Spending my formative and adolescence years in South Florida was an amazing experience. Indeed, most of my time was spent in a subtropical haven of sunshine and happiness. I belonged to a overly loving dual-income upper-middle class family, received a stellar public school education and, as a bonus, got to hang out with my grandparents all the time. In fact, I got to hang out with everyone’s grandparents all the time. Truly, almost every meal I had growing up involved an American history lesson or a call back to The Big Apple. Why watch Band of Brothers on HBO when you can simply experience the harshness of WWII over stacked-high pastrami and rye? I might as well have grown up in Manhattan during the 1940s.
However, there’s another side to Boca as well. The one that’s all glitz and glam. According to Forbes, Boca Raton has three of the ten most expensive gated communities in the U.S. It’s why my wife’s family and friends “endearingly” call me a “Boca Boy”. I get it. Growing up in a town like Boca must mean I come from money. I do not. After all, the town’s median per-capita income is more than double the median income for the rest of the state. BMWs and Mercedes might as well be Kias and Toyotas given the number of exotic cars driving up and down our “mean” streets of gated communities and high-end shopping centers. Ugh, another Maserati?! Let me know when you see a Lambo or Ferrari.

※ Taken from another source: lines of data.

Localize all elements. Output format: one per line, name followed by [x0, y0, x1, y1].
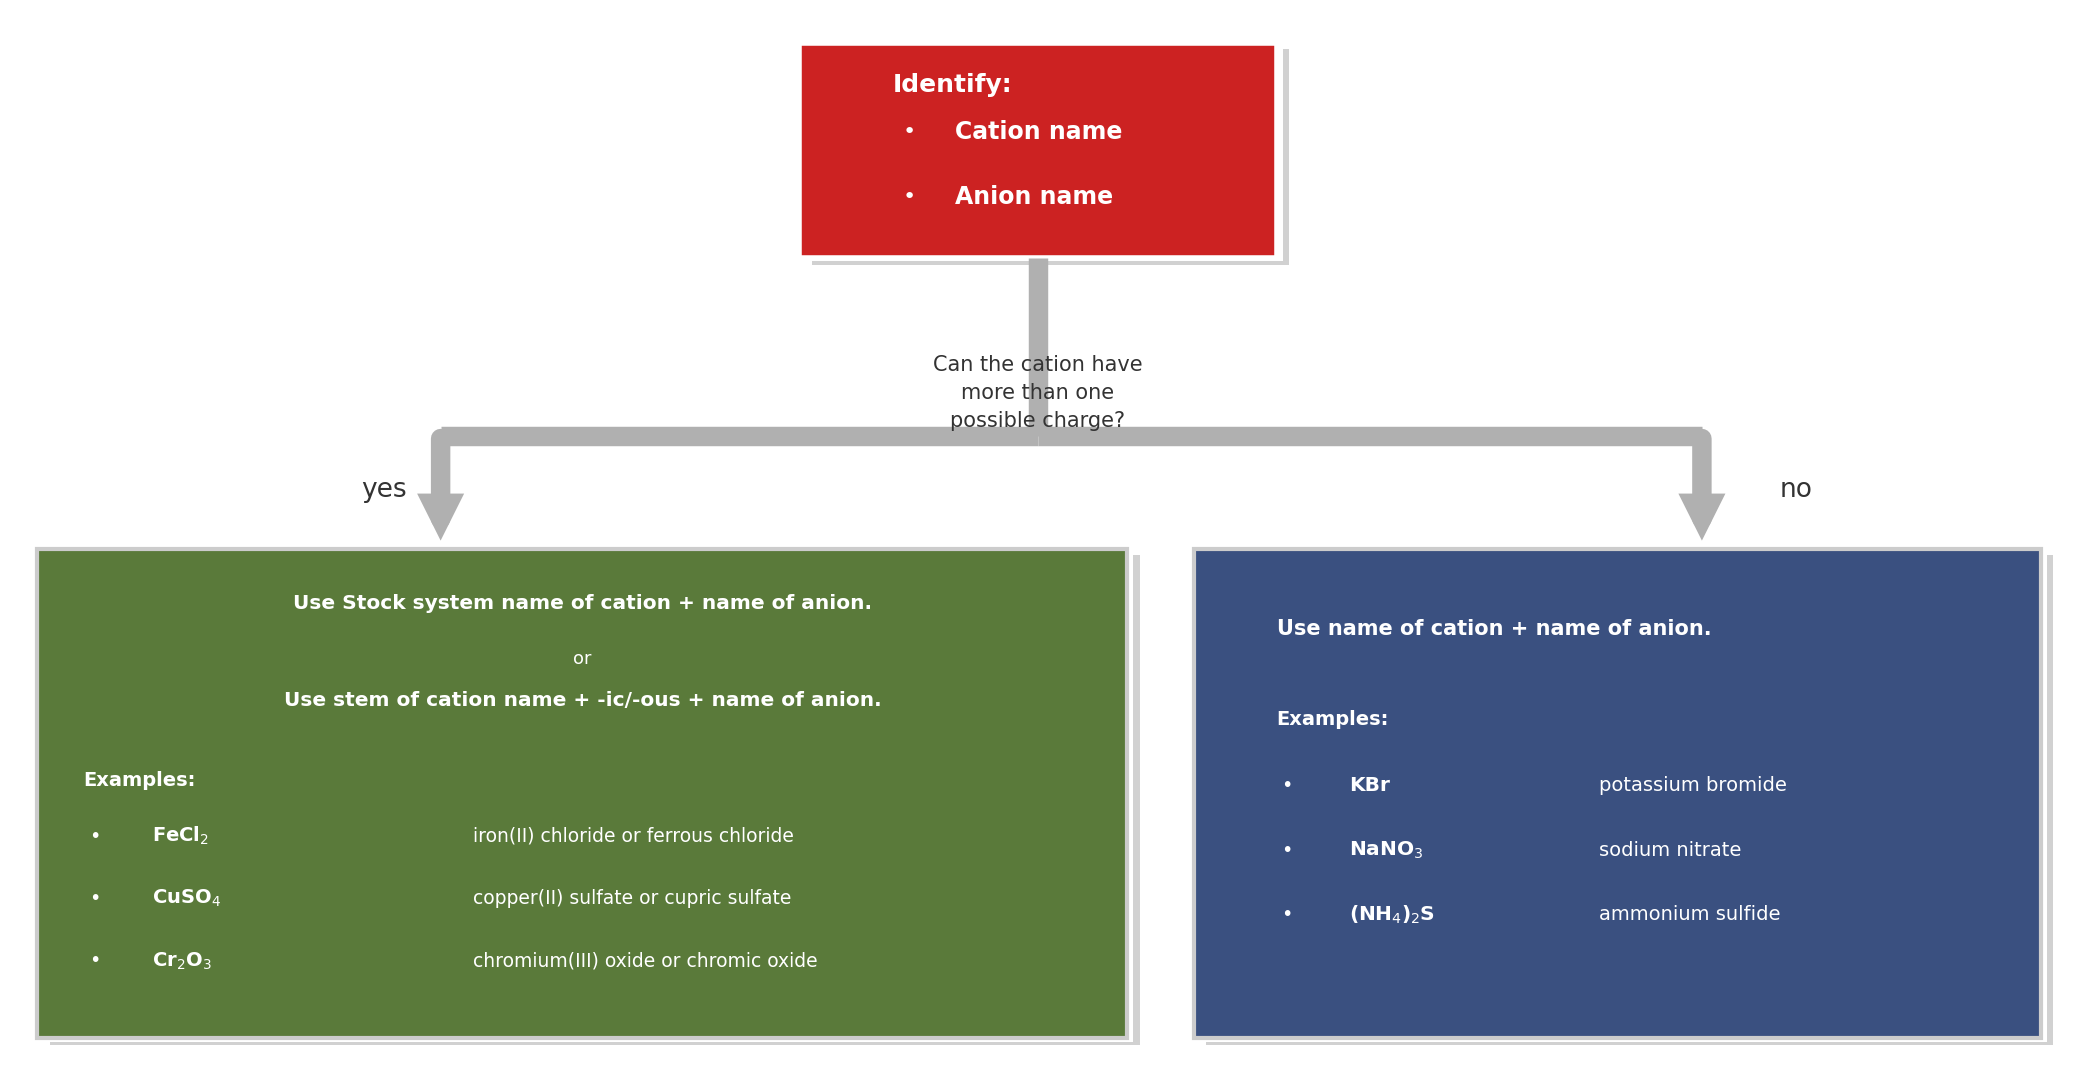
Text: FeCl$_2$: FeCl$_2$ [152, 825, 208, 847]
Text: Anion name: Anion name [955, 185, 1113, 209]
FancyBboxPatch shape [793, 40, 1283, 261]
Text: •: • [89, 951, 100, 971]
Text: copper(II) sulfate or cupric sulfate: copper(II) sulfate or cupric sulfate [473, 889, 791, 908]
Text: CuSO$_4$: CuSO$_4$ [152, 888, 220, 909]
FancyBboxPatch shape [812, 49, 1289, 265]
Text: Examples:: Examples: [1277, 710, 1389, 730]
Text: •: • [1281, 840, 1291, 860]
Text: Cr$_2$O$_3$: Cr$_2$O$_3$ [152, 950, 212, 972]
FancyBboxPatch shape [50, 555, 1140, 1045]
Text: iron(II) chloride or ferrous chloride: iron(II) chloride or ferrous chloride [473, 826, 795, 846]
Text: •: • [89, 889, 100, 908]
Text: NaNO$_3$: NaNO$_3$ [1349, 839, 1424, 861]
Text: •: • [903, 187, 916, 207]
Text: Can the cation have
more than one
possible charge?: Can the cation have more than one possib… [934, 355, 1142, 430]
FancyBboxPatch shape [37, 549, 1127, 1038]
Text: Use stem of cation name + -ic/-ous + name of anion.: Use stem of cation name + -ic/-ous + nam… [284, 691, 880, 710]
Text: •: • [1281, 905, 1291, 924]
FancyBboxPatch shape [1194, 549, 2041, 1038]
Text: •: • [1281, 776, 1291, 795]
Text: •: • [89, 826, 100, 846]
Text: KBr: KBr [1349, 776, 1391, 795]
Text: no: no [1779, 477, 1812, 502]
Text: chromium(III) oxide or chromic oxide: chromium(III) oxide or chromic oxide [473, 951, 818, 971]
Text: sodium nitrate: sodium nitrate [1599, 840, 1742, 860]
Text: •: • [903, 123, 916, 142]
FancyBboxPatch shape [31, 546, 1133, 1042]
Text: Identify:: Identify: [893, 73, 1013, 97]
Text: or: or [573, 650, 592, 668]
Text: (NH$_4$)$_2$S: (NH$_4$)$_2$S [1349, 904, 1435, 925]
Text: Cation name: Cation name [955, 121, 1123, 144]
FancyBboxPatch shape [799, 43, 1277, 258]
FancyBboxPatch shape [1206, 555, 2053, 1045]
Text: Examples:: Examples: [83, 771, 195, 791]
Text: Use name of cation + name of anion.: Use name of cation + name of anion. [1277, 619, 1711, 639]
Text: yes: yes [361, 477, 407, 502]
Text: potassium bromide: potassium bromide [1599, 776, 1785, 795]
Text: ammonium sulfide: ammonium sulfide [1599, 905, 1779, 924]
Text: Use Stock system name of cation + name of anion.: Use Stock system name of cation + name o… [293, 594, 872, 613]
FancyBboxPatch shape [1187, 546, 2047, 1042]
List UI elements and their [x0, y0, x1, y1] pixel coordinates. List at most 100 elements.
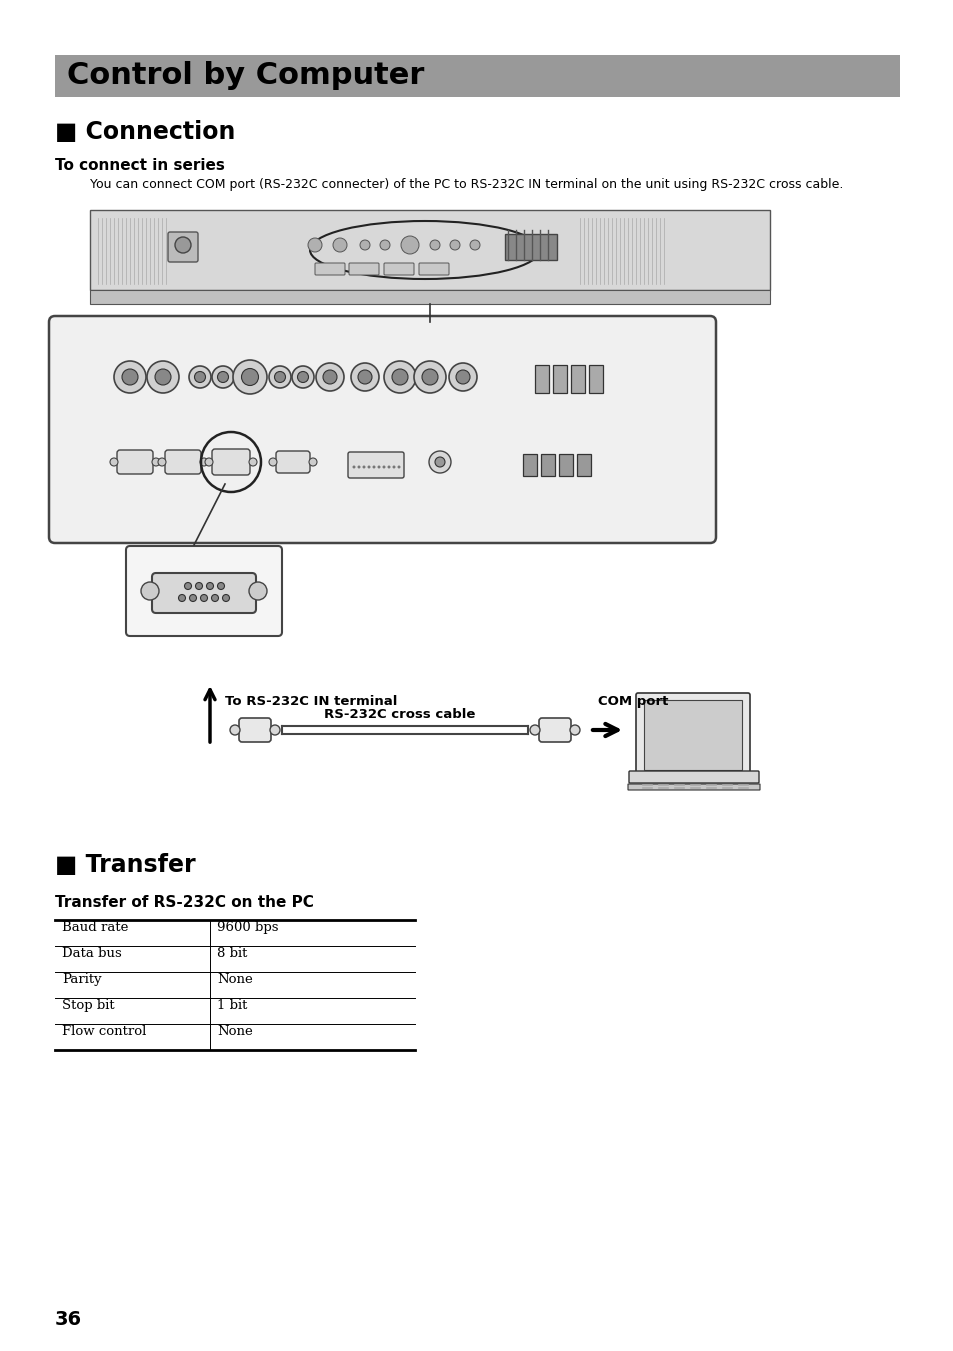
Circle shape: [122, 369, 138, 385]
Circle shape: [352, 466, 355, 469]
Circle shape: [174, 236, 191, 253]
Circle shape: [205, 458, 213, 466]
FancyBboxPatch shape: [418, 263, 449, 276]
Circle shape: [154, 369, 171, 385]
Circle shape: [530, 725, 539, 735]
Text: 1 bit: 1 bit: [216, 1000, 247, 1012]
Circle shape: [384, 361, 416, 393]
Circle shape: [429, 451, 451, 473]
Bar: [571, 365, 584, 393]
Circle shape: [184, 582, 192, 589]
Circle shape: [449, 363, 476, 390]
Bar: [643, 700, 741, 770]
Circle shape: [400, 236, 418, 254]
Circle shape: [217, 582, 224, 589]
Text: None: None: [216, 973, 253, 986]
Text: RS-232C cross cable: RS-232C cross cable: [324, 708, 476, 721]
Circle shape: [195, 582, 202, 589]
Text: Parity: Parity: [62, 973, 102, 986]
FancyBboxPatch shape: [384, 263, 414, 276]
Circle shape: [372, 466, 375, 469]
Circle shape: [421, 369, 437, 385]
Circle shape: [270, 725, 280, 735]
FancyBboxPatch shape: [627, 784, 760, 790]
Circle shape: [113, 361, 146, 393]
Circle shape: [269, 458, 276, 466]
Circle shape: [309, 458, 316, 466]
Text: 36: 36: [55, 1310, 82, 1329]
Bar: [577, 454, 590, 476]
Text: COM port: COM port: [598, 694, 668, 708]
Circle shape: [110, 458, 118, 466]
Text: Data bus: Data bus: [62, 947, 122, 961]
Circle shape: [351, 363, 378, 390]
Bar: [540, 454, 555, 476]
Text: Flow control: Flow control: [62, 1025, 146, 1039]
Circle shape: [323, 370, 336, 384]
Circle shape: [147, 361, 179, 393]
Circle shape: [357, 466, 360, 469]
Circle shape: [569, 725, 579, 735]
Bar: [588, 365, 602, 393]
Circle shape: [200, 594, 208, 601]
Circle shape: [190, 594, 196, 601]
Text: To RS-232C IN terminal: To RS-232C IN terminal: [225, 694, 397, 708]
Bar: [522, 454, 537, 476]
FancyBboxPatch shape: [628, 771, 759, 784]
Bar: [90, 209, 769, 290]
Text: Transfer of RS-232C on the PC: Transfer of RS-232C on the PC: [55, 894, 314, 911]
Circle shape: [241, 369, 258, 385]
Circle shape: [141, 582, 159, 600]
FancyBboxPatch shape: [348, 453, 403, 478]
Bar: [504, 234, 557, 259]
FancyBboxPatch shape: [275, 451, 310, 473]
Bar: [55, 55, 899, 97]
FancyBboxPatch shape: [314, 263, 345, 276]
Text: 8 bit: 8 bit: [216, 947, 247, 961]
Circle shape: [359, 240, 370, 250]
Circle shape: [435, 457, 444, 467]
Circle shape: [297, 372, 308, 382]
Circle shape: [249, 458, 256, 466]
Bar: [90, 290, 769, 304]
Circle shape: [194, 372, 205, 382]
FancyBboxPatch shape: [239, 717, 271, 742]
FancyBboxPatch shape: [168, 232, 198, 262]
Text: ■ Transfer: ■ Transfer: [55, 852, 195, 877]
Circle shape: [158, 458, 166, 466]
Circle shape: [357, 370, 372, 384]
Circle shape: [178, 594, 185, 601]
Bar: [553, 365, 566, 393]
Circle shape: [387, 466, 390, 469]
Bar: [558, 454, 573, 476]
Circle shape: [212, 366, 233, 388]
Circle shape: [292, 366, 314, 388]
Circle shape: [377, 466, 380, 469]
Text: Stop bit: Stop bit: [62, 1000, 114, 1012]
Circle shape: [392, 466, 395, 469]
Text: None: None: [216, 1025, 253, 1039]
Circle shape: [430, 240, 439, 250]
Text: To connect in series: To connect in series: [55, 158, 225, 173]
FancyBboxPatch shape: [349, 263, 378, 276]
FancyBboxPatch shape: [538, 717, 571, 742]
Circle shape: [450, 240, 459, 250]
Circle shape: [233, 359, 267, 394]
Circle shape: [230, 725, 240, 735]
Circle shape: [222, 594, 230, 601]
FancyBboxPatch shape: [152, 573, 255, 613]
Text: You can connect COM port (RS-232C connecter) of the PC to RS-232C IN terminal on: You can connect COM port (RS-232C connec…: [90, 178, 842, 190]
FancyBboxPatch shape: [165, 450, 201, 474]
FancyBboxPatch shape: [636, 693, 749, 777]
Circle shape: [392, 369, 408, 385]
Circle shape: [200, 458, 208, 466]
Circle shape: [333, 238, 347, 253]
Text: ■ Connection: ■ Connection: [55, 120, 235, 145]
Circle shape: [379, 240, 390, 250]
Bar: [535, 365, 548, 393]
Circle shape: [217, 372, 229, 382]
FancyBboxPatch shape: [49, 316, 716, 543]
FancyBboxPatch shape: [126, 546, 282, 636]
Circle shape: [152, 458, 160, 466]
Circle shape: [308, 238, 322, 253]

It’s a bit ironic then (or maybe it makes perfect sense) that I would become a financial planner for high-achieving Millennials in New York City. Looking back, it’s easy to make the connection upon realizing that your childhood environment was inundated by both retirees and wealth. I didn’t know it at the time, but readily available to me were countless living case studies on how wealth is both built and kept. Conversely, I also had easy access to a litany of cautionary tales of how wealth can be lost or squandered, which was often found in the regretful eyes of those retirees who experienced it firsthand.
So, what financial lessons did I learn from growing up in Boca Raton?
For starters, I learned a lot about what it takes to achieve a sound retirement or, as we Millennials like to call it, financial independence. My generation can complain that we don’t have a social safety net or financial guarantees like our grandparents have/had, but I’d quickly point out that we didn’t need to make incredible sacrifices like they did. Yes, today’s financial landscape might be more challenging, but they did the unimaginable so that we can freely post whatever it is we want to our Instagram stories.
And while we experienced the economic ferociousness of The Great Recession at a formative time in our lives, we’d be foolish to compare that to what they experienced in growing up during/after The Great Depression. If I learned anything from constantly getting my cheeks pinched by legions of bubbies and pop-pops, it’s that hard work and sacrifice pays one heck of a dividend.
Secondly, I learned that if you’re not careful, you can easily find yourself swept up in your surroundings, especially when living in an unrealistic bubble of wealth. My wife likes to observe that many people from my hometown are “all flash and no cash”, meaning that for all the flossing and flaunting they do, there’s very little of substance behind it. She’s got a good point. Constantly being surrounded by opulence sets unrealistic expectations as what it takes to actually achieve and maintain some of the fancy lifestyles on display. For example, walking around Town Center mall in early 2009 might have convinced you that the economy wasn’t all that bad when, in fact, things were pretty terrible.
There’s a lot more lessons from Boca where that came from, but if you ask me, these two alone pack quite the punch. If you simply work hard and don’t get caught up with what everyone else is doing, you can greatly increase your chances of achieving your own financial goals (i.e. retirement). Working hard and remaining focused might eventually afford you the ability to do what you want with your time instead of having to spend it working a job you don’t like or doing things you wish you didn’t need to do.
In a strange way, growing up in Boca instilled these very important financial lessons in me. Lessons that I now get to share with my generation so that hopefully, we too, can someday bask in the warmth of our own version of Del Boca Vista.